Es gab eine Zeit, da habe ich auch nicht darüber nachgedacht. Auch nicht gesehen, dass es da etwas zu hinterfragen gibt. Und ja, so war es leichter – und ich glücklicher. Und obwohl meine Gedanken von heute mich bedrücken, habe ich mich noch nie befreiter gefühlt. Es tut gut, glücklich zu sein. Aber noch besser fühlt es sich an, zu erkennen, dass man unglücklich sein darf. Dass es einen Grund dafür gibt. Und egal wie viel leichter damals alles schien – ich möchte niemals zurück und das Mädchen mit diesen Gedanken von damals sein. Ich möchte nie wieder so unwissend sein. Auch wenn die Folge davon ist, dass man vielleicht nie wieder so glücklich sein kann wie damals, als man von all dem noch nichts wusste. Aber das nehme ich in Kauf. Denn es ist gerechtfertigt. Es hat Sinn, nachdenklich zu sein. Es hat Sinn, sich den Kopf zu zerbrechen.

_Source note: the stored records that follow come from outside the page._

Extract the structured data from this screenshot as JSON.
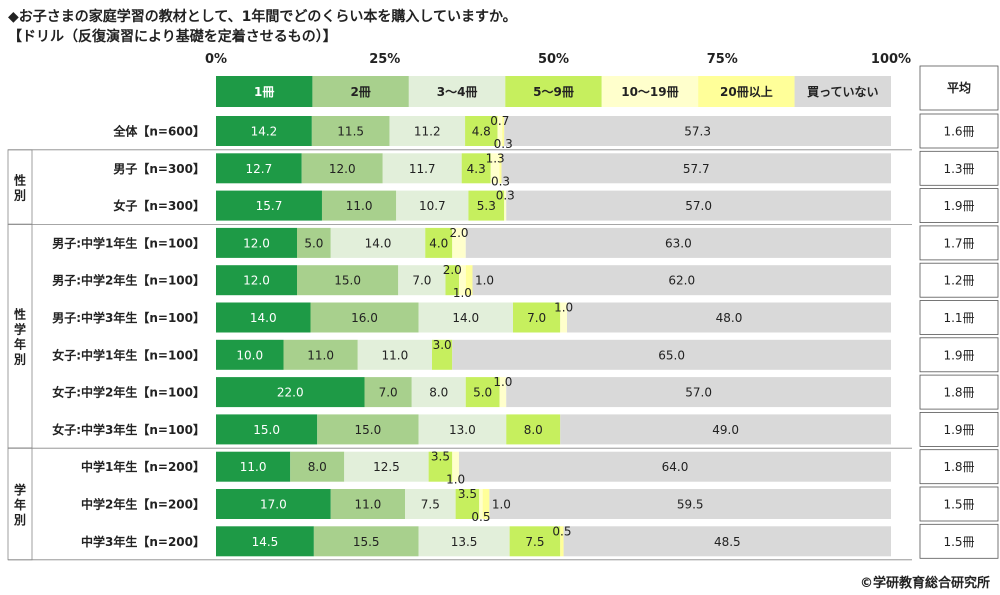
{
  "title_line1": "◆お子さまの家庭学習の教材として、1年間でどのくらい本を購入していますか。",
  "title_line2": "【ドリル（反復演習により基礎を定着させるもの）】",
  "copyright": "©学研教育総合研究所",
  "chart_data": {
    "type": "bar",
    "orientation": "horizontal",
    "stacked": true,
    "percent_axis": {
      "ticks": [
        0,
        25,
        50,
        75,
        100
      ],
      "labels": [
        "0%",
        "25%",
        "50%",
        "75%",
        "100%"
      ],
      "min": 0,
      "max": 100
    },
    "legend": [
      {
        "name": "1冊",
        "color": "#1e9a46",
        "text_color": "#ffffff"
      },
      {
        "name": "2冊",
        "color": "#a8d08d",
        "text_color": "#222222"
      },
      {
        "name": "3～4冊",
        "color": "#e2efda",
        "text_color": "#222222"
      },
      {
        "name": "5～9冊",
        "color": "#c6ef5e",
        "text_color": "#222222"
      },
      {
        "name": "10～19冊",
        "color": "#ffffcc",
        "text_color": "#222222"
      },
      {
        "name": "20冊以上",
        "color": "#ffff99",
        "text_color": "#222222"
      },
      {
        "name": "買っていない",
        "color": "#d9d9d9",
        "text_color": "#222222"
      }
    ],
    "average_header": "平均",
    "groups": [
      {
        "label": "",
        "rows": [
          0
        ]
      },
      {
        "label": "性別",
        "rows": [
          1,
          2
        ]
      },
      {
        "label": "性学年別",
        "rows": [
          3,
          4,
          5,
          6,
          7,
          8
        ]
      },
      {
        "label": "学年別",
        "rows": [
          9,
          10,
          11
        ]
      }
    ],
    "rows": [
      {
        "label": "全体【n=600】",
        "values": [
          14.2,
          11.5,
          11.2,
          4.8,
          0.7,
          0.3,
          57.3
        ],
        "average": "1.6冊"
      },
      {
        "label": "男子【n=300】",
        "values": [
          12.7,
          12.0,
          11.7,
          4.3,
          1.3,
          0.3,
          57.7
        ],
        "average": "1.3冊"
      },
      {
        "label": "女子【n=300】",
        "values": [
          15.7,
          11.0,
          10.7,
          5.3,
          0.3,
          0,
          57.0
        ],
        "average": "1.9冊"
      },
      {
        "label": "男子:中学1年生【n=100】",
        "values": [
          12.0,
          5.0,
          14.0,
          4.0,
          2.0,
          0,
          63.0
        ],
        "average": "1.7冊"
      },
      {
        "label": "男子:中学2年生【n=100】",
        "values": [
          12.0,
          15.0,
          7.0,
          2.0,
          1.0,
          1.0,
          62.0
        ],
        "average": "1.2冊"
      },
      {
        "label": "男子:中学3年生【n=100】",
        "values": [
          14.0,
          16.0,
          14.0,
          7.0,
          1.0,
          0,
          48.0
        ],
        "average": "1.1冊"
      },
      {
        "label": "女子:中学1年生【n=100】",
        "values": [
          10.0,
          11.0,
          11.0,
          3.0,
          0,
          0,
          65.0
        ],
        "average": "1.9冊"
      },
      {
        "label": "女子:中学2年生【n=100】",
        "values": [
          22.0,
          7.0,
          8.0,
          5.0,
          1.0,
          0,
          57.0
        ],
        "average": "1.8冊"
      },
      {
        "label": "女子:中学3年生【n=100】",
        "values": [
          15.0,
          15.0,
          13.0,
          8.0,
          0,
          0,
          49.0
        ],
        "average": "1.9冊"
      },
      {
        "label": "中学1年生【n=200】",
        "values": [
          11.0,
          8.0,
          12.5,
          3.5,
          1.0,
          0,
          64.0
        ],
        "average": "1.8冊"
      },
      {
        "label": "中学2年生【n=200】",
        "values": [
          17.0,
          11.0,
          7.5,
          3.5,
          0.5,
          1.0,
          59.5
        ],
        "average": "1.5冊"
      },
      {
        "label": "中学3年生【n=200】",
        "values": [
          14.5,
          15.5,
          13.5,
          7.5,
          0,
          0.5,
          48.5
        ],
        "average": "1.5冊"
      }
    ]
  }
}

Es hat Sinn, zu verzweifeln. Denn das bedeutet, dass man versteht. Und nicht einfach die Augen vor etwas so offensichtlichem verschließt. Und das wollen doch alle: Sinn. Alle sind auf der Suche nach dem Sinn des Lebens. Und alle glauben, ihn gefunden zu haben, ihn zu kennen. Hüpfen von Feld zu Feld. 5,6,7. Spielen das Spiel mit – ohne die Regeln zu kennen.

Der Sinn im Leben liegt darin, die Regeln zu verstehen und trotzdem glücklich zu sein. Alles andere – ist eine Lüge.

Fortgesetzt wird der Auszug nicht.